L’initiation d’une érection est provoqué au niveau d’une zone très spécifique du cerveau (« hypothalamus ») par une stimulation érotique, qui peut être visuelle, tactile, olfactive ou par des pensées érotiques. Des influx nerveux parviennent alors aux organes génitaux où un processus biologique et biochimique (libération d’oxyde nitreux ou NO) provoque le gonflement et la rigidité du pénis.

Pour remédier à l’impuissance en ayant la sureté et l’assurance qu’aucun effet secondaire ne s’y suivra, ce produit naturel est ce qu’il vous faut. Certifié par les experts à l’échelle mondiale et affirmé comme étant le produit le plus efficace pour ses ingrédients et sa formule purement naturels, ce remède a changé des vies et a fait le bonheur de milliers d’hommes.

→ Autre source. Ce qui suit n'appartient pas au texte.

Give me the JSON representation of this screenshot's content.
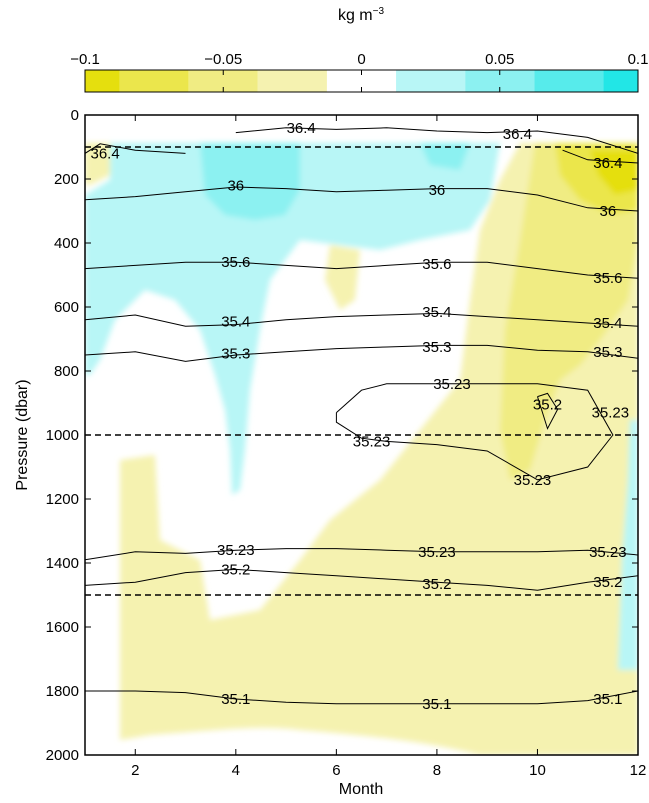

Les dysfonctions érectiles touchent 150 millions d’hommes dans le monde et 3,5 millions en France (1). Leurs prévalences augmentent avec l’âge : de 1 à 9 % de 18 à 39 ans, de 2 à 30 % de 40 à 59 ans, de 20 à 40% de 60 à 69 ans et de 50 à 75% au delà de 70 ans (2). La prise charge de ces troubles reste trop peu assurée, d’une part les patients n’osent pas parler de leurs problèmes, et d’autre part les médecins n’abordent pas assez ces questions lors des visites de routine.